Here the love of beauty is thoughtful, and touched with a moral hue; and what we had esteemed as little better than an indulgence in idle imaginations is found to have even profounder and more serious purposes than the staid affairs of life. The world of Nature is full of magnificence and beauty, and all in it is made to more than a single end. The fruit we feed on is pleasant to the eye too, that we may find in it a second and a better delight.
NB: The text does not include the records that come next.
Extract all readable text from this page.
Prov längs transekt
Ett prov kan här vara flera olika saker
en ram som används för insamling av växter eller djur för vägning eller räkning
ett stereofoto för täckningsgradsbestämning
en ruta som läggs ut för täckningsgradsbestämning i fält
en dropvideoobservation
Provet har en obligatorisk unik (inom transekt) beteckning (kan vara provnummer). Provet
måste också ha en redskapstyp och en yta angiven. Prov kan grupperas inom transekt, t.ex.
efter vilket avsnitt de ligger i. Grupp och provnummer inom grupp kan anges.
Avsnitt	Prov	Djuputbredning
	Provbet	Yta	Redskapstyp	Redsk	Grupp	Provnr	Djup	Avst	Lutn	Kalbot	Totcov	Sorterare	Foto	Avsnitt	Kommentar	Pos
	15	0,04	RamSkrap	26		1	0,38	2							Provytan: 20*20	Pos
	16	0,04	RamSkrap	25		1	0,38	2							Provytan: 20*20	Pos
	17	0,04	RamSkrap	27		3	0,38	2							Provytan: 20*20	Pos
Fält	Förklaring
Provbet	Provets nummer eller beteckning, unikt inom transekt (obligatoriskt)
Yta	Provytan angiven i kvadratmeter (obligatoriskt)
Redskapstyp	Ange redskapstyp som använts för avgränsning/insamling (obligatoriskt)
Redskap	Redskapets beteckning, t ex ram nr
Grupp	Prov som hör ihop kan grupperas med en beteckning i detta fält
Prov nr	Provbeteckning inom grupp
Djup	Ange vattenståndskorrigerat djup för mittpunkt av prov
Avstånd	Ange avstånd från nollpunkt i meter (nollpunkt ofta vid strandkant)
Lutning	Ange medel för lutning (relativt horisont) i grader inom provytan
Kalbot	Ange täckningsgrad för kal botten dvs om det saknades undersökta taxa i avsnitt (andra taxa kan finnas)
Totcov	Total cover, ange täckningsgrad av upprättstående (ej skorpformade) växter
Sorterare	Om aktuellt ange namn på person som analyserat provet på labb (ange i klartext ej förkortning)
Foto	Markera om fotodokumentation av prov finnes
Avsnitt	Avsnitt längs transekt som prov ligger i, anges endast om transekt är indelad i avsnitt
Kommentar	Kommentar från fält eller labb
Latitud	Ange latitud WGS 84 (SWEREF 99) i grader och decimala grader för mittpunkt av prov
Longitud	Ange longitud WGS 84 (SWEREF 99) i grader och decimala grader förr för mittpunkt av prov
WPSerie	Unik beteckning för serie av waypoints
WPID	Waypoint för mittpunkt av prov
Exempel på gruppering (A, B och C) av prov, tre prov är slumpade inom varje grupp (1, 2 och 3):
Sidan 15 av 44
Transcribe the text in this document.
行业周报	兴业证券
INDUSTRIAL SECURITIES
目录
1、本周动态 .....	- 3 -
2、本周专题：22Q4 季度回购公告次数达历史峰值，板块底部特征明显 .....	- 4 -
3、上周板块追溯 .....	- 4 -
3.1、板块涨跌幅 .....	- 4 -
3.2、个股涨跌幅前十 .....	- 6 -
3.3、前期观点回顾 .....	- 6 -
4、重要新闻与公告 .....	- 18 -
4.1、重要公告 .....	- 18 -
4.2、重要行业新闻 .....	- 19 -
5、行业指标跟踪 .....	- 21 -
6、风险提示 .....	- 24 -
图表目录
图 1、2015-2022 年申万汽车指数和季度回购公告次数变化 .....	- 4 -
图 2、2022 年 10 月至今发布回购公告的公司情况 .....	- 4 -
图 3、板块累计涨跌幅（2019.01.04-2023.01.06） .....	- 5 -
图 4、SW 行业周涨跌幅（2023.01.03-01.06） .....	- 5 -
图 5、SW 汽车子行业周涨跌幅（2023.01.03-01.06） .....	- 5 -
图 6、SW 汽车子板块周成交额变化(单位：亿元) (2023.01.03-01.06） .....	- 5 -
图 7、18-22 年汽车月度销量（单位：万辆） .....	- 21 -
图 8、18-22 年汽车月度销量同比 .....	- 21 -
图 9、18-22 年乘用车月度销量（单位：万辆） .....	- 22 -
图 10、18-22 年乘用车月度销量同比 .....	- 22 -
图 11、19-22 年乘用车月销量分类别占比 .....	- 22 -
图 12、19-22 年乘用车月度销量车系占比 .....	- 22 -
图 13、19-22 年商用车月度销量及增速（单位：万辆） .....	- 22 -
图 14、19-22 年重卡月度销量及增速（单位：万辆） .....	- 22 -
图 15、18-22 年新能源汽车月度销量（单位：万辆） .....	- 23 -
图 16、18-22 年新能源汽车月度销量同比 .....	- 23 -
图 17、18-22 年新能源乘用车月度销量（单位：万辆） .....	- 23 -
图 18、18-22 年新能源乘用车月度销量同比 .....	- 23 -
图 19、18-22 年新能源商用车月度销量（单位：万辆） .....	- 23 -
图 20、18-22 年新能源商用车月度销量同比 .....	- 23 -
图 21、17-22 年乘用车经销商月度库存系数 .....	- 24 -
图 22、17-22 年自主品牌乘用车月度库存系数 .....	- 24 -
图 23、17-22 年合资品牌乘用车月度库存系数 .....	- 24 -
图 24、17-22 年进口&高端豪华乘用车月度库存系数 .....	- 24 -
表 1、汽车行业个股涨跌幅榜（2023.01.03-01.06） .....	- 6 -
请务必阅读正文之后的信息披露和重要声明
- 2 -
Purifying and lasting pleasures are awakened within us, and happy thoughts and images take life. In the luxury of this higher existence we find a moral strength, and from the riot of the imagination comes a holier calm.

It is true that other poets have given this twofold existence to creation, imbuing with a moral and intellectual being the material world; but most of them have done it by rapid and short hints only, and with other purposes in view. But in Mr. Wordsworth it is a principle that pervades his whole mental structure, and modifies all its workings. He carries us carefully along through all its windings; and, touching the strings of our hearts, their vibrations make us feel that they run upon and connect themselves with every thing in Nature.2

RICHARD HENRY DANA: 1787

The Same Subject.

PERHAPS I cannot better sum up the whole matter than by adopting the words of a correspondent. He observes, first, That while Wordsworth spiritualizes the outward world more than any other poet has done, "his feeling for it is essentially manly. Nature, he always insists, gives gladness to the glad, comfort and support to the sorrowful. Secondly, There is the wondrous depth of his feeling for the domestic affections, and more especially for the constancy of them. Thirdly, He must be considered a leader in that greatest movement of modern times, care for our humbler brethren; his part being, not to help them in their sufferings, but to make us reverence them for what they are, what they have in common with us, or in greater measure than ourselves." These are the tendencies breathed in every line he wrote. He took the commonest sights of Earth, and the homeliest household affections, and made you feel that these, which men commonly take to be the lowest things, are indeed the highest.

If he seldom ventures within the inner sanctuary, he everywhere leads to its outer court, lifting our thoughts into a region "neighbouring to Heaven, and that no foreign land." If he was not universal in the sense in which Shakespeare was, and Goethe aimed to be, it was because he was smitten with too deep an enthusiasm for those truths by which he was possessed. His eye was too intense,

2 This is from an article in the North American Review for 1819. At that time the subject of it was little known save as a theme of general disparagement and reproach. Thus early was the venerable patriarch of our American letters to feel and own the power of Wordsworth's genius. I think no juster recognition or happier expression of the surpassing virtue of his poetry has since appeared; subsequent criticism having done little more than amplify and enforce the views put forth by Mr. Dana.